US actor Tom Cruise and actress Katie Holmes will provide perhaps the most high-profile Scientologists' wedding to date this weekend.
And according to unconfirmed reports in the Italian media, American Scientology leader David Miscavige will fly in from Los Angeles to preside over the event.
According to the Scientologists' book "The Background, Ministry, Ceremonies and Sermons of the Scientology Religion", there are five versions of the Scientologist wedding ceremony: traditional, informal, single ring, double ring, and concise double ring, all of varying length and formality.
Scientology's "traditional ceremony" includes such advice to the groom as "Now -----, girls need clothes and food and tender happiness and frills, a pan, a comb, perhaps a cat.
"All caprice if you will, but still they need them."
The bride is told: "Hear well, sweet -----, for promise binds. Young men are free and may forget. Remind him that you may have necessities and follies, too."
Doofi works, too.
Run, Katie! RUN!
Did you hear Jimmy Kimmel on this? He said something like "Tom spent the morning with his friends while Katie spent the morning sewing her bedsheets into a rope ladder." LOL!
If only I could hear the thoughts of Brooke Shields as she witnesses those vows.
My thoughts exactly.
I bet her Catholic parents are just as horrified about their daughters choices. Baby first, cult marraige with nutball vows and who knows what next....

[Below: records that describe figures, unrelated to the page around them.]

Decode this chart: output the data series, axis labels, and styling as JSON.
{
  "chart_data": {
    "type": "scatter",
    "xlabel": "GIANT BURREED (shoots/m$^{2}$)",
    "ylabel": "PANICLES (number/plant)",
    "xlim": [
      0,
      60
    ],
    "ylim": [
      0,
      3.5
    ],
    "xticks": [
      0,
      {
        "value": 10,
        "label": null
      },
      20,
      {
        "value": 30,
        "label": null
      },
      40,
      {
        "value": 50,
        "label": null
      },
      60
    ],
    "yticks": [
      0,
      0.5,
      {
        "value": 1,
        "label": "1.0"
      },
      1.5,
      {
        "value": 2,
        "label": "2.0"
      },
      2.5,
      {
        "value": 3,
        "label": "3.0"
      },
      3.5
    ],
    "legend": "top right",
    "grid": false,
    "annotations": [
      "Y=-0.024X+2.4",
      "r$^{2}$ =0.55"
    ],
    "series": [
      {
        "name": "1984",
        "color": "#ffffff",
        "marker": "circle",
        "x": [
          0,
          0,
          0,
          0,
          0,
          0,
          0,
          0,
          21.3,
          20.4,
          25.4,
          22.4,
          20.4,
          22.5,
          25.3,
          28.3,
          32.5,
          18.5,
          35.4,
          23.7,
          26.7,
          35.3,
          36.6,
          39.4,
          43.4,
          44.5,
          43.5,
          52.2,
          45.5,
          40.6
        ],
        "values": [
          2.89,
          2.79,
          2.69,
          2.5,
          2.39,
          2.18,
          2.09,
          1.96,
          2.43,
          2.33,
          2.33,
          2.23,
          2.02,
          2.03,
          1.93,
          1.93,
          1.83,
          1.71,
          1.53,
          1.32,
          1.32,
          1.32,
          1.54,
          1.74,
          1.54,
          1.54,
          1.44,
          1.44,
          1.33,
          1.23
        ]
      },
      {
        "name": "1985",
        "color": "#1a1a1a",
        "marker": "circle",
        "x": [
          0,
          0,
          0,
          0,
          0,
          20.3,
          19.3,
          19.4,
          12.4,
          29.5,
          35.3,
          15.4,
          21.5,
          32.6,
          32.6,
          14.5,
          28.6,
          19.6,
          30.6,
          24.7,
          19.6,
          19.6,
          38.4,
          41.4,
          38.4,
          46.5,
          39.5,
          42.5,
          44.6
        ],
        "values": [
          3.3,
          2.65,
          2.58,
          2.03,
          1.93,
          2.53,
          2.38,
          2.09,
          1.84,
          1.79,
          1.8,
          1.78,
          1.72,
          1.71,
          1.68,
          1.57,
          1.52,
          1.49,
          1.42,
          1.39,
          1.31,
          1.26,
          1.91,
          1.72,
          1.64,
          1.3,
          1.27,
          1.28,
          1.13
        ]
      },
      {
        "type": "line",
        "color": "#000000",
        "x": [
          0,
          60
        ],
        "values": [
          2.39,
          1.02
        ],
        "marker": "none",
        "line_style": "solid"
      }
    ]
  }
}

Scientology weddings are not legal unions in the country they chose (Italy?) so they still have to do a civil union.
Where in the ceremony does Tom bed the ring boy?
I read that while there is a silly ceremony, there will not be a civil ceremony. Katie has a kid to cement child support, but she's darn stupid if she doesn't have a good lawyer to write a palimony agreement.
he already had the kitty that's the kitten he is carrying around.
The baby (sorry for picking on an innocent bambino) looks like it should be starring in the Omen as a female Damian. Kinda creepy looking.
Hollywood is a ghost town today.
So does DingleBerry
"... an umbrella, a can of Spam, and a hot air balloon."
How romantic.
If you're fortunate enough to be invited to the reception, don't forget to try the placenta on rye.
I can't stand Tom "Has Been" Cruise.
The Book of Common Prayer is good enough for me.
That's funny! "A pan, a comb, perhaps a cat". So his obligations to her are something for cooking his food, something to keep her looking pretty so he doesn't lose interest, and something other than a baby for her to take care of.
And her primary obligation to him is to support him in his career.
Remember when you used to be an actress, Katie?
I clicked on the link, and I cannot believe that I actually read everything on it!
Total Moonbat alert!
Fellow Cult Members: "He's a Scientologist and he's OK, no matter what the psychiatrists say!"